What did you enjoy about writing the book?

The thing I enjoyed the most about writing this book is conducting the interviews with Israeli lawyers (both Israeli-Jewish lawyers and Arab Palestinian citizens of Israel), who regularly petition the Israeli High Court of Justice on behalf of Palestinians. Getting the opportunity to speak to them and hear their views on the different aspects of the HCJ’s adjudication has been a great privilege for me. In addition, I have had the chance to interview two Palestinian legal scholars who are also working and residing in the West Bank and two Israeli human rights activists. Their commitment to their work has been a real inspiration and is one of the reasons I have dedicated this book to Israeli and Palestinian human rights activists and lawyers working relentlessly to uphold the fundamental rights of the victims of this conflict.

Another aspect that I very much enjoyed is the working relationship I developed with an Israeli undergraduate law student, whom I hired to identify and translate the HCJ’s decisions that were only available in Hebrew. I was very lucky to stumble upon Avichay, because prior to starting his undergraduate law degree in Montreal, he already had extensive professional experience working with Israeli laywers in Jerusalem. This was a person who knew the legal issues in depth, and it was a real privilege and joy to work with him. I benefited immensely from his knowledge and understanding of the intricacies of Israeli law and the realities on the ground, especially concerning East Jerusalem.

What is your academic background?

I have a bachelor of arts in international relations from the American University in Cairo. Subsequently, I pursued a master of arts in Middle East politics from Exeter University in the UK and a Master of Law in Public International law from the London School of Economics and Political Science. And lastly, I graduated with a PhD in law from Montreal University. 

What advice would you give to an aspiring researcher in your field?

My advice for aspiring researchers in the field is to follow their passions in the field. Even if the topic that they are interested in has been extensively researched, don’t give up to soon on finding new ways to explore the topic. It takes a lot of diligence, courage and can be hard to do. In addition, and even if your topic is entrenched in the field of international law, reach out across different disciplines. You will be surprised how enriching to your analysis this can be. 

Do you have plans for future books? What’s next in the pipeline for you?

For the moment, I do not have any plans for future books.Currently however, I am conducting research on the integration related challenges facing Syrians who have been resettled in Canada, through private or government sponsorship since 2015. To date, there have been an estimated 40,000 Syrians who have been resettled by Canada since the beginning of the Syrian civil war, many of whom have come to reside in Quebec, the French speaking province where I reside and I have an article on this issue that will be published in spring 2020.

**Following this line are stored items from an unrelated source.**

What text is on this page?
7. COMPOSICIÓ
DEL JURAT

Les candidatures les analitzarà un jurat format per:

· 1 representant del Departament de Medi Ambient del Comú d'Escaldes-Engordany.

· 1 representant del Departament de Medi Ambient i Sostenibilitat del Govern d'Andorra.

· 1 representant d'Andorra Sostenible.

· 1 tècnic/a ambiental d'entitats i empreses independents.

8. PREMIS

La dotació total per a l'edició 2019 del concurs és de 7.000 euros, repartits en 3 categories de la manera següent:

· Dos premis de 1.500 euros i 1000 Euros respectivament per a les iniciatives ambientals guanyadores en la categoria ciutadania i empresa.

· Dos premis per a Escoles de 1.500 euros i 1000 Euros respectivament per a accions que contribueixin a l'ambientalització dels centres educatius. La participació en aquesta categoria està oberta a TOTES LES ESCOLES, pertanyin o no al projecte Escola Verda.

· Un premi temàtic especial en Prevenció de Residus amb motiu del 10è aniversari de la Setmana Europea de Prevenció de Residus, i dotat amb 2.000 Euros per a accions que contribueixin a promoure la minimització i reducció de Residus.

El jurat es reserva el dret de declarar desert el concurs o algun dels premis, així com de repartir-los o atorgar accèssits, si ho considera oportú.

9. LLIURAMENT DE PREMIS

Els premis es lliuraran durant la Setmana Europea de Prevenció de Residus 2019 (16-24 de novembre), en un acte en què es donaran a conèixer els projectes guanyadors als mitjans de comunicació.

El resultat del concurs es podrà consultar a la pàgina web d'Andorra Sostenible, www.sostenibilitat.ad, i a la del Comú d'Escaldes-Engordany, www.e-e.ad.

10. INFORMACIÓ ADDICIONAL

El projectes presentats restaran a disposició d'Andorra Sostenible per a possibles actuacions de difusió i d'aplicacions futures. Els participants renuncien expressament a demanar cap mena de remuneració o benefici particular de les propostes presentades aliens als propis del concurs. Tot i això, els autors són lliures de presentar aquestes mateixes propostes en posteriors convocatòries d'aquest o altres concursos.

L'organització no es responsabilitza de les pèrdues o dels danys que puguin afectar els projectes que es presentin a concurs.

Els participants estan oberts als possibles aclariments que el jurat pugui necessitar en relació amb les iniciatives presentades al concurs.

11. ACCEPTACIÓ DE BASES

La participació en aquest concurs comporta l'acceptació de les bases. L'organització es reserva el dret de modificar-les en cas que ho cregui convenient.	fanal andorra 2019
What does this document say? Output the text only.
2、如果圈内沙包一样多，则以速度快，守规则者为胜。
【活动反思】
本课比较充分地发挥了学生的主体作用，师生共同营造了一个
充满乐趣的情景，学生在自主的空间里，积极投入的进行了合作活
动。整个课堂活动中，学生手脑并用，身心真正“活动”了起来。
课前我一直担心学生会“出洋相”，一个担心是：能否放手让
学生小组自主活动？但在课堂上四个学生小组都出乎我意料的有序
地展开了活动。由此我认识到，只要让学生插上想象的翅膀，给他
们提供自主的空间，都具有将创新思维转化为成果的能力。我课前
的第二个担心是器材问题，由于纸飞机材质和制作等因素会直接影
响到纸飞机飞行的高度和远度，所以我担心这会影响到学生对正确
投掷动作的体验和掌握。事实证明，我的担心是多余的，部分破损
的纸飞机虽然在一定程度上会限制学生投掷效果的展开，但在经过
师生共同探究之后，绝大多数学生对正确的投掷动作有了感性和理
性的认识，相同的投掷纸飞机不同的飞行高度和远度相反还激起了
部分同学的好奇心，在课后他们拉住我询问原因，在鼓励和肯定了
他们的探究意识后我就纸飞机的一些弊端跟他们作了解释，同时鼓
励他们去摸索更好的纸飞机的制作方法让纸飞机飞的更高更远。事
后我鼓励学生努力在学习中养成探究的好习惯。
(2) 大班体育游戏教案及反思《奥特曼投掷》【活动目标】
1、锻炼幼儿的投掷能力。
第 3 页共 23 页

What is the last book you read (non-academic)?

I am a mother, so I am afraid that the last book I read was a parenting book: How to Talk so Little Kids Will Listen: A Survival Guide to Life with Children Ages 2-7 by Joanna Faber and Julie King. Currently, I am reading a book in Arabic called Al-Mawlooda (The Newborn) by Nadia Kamal, which, in a nutshell, a novel about the life of the author’s mother, who was born to an Egyptian Jewish father and an Italian mother. The pair met in the 1920s and lived in Cairo, Egypt.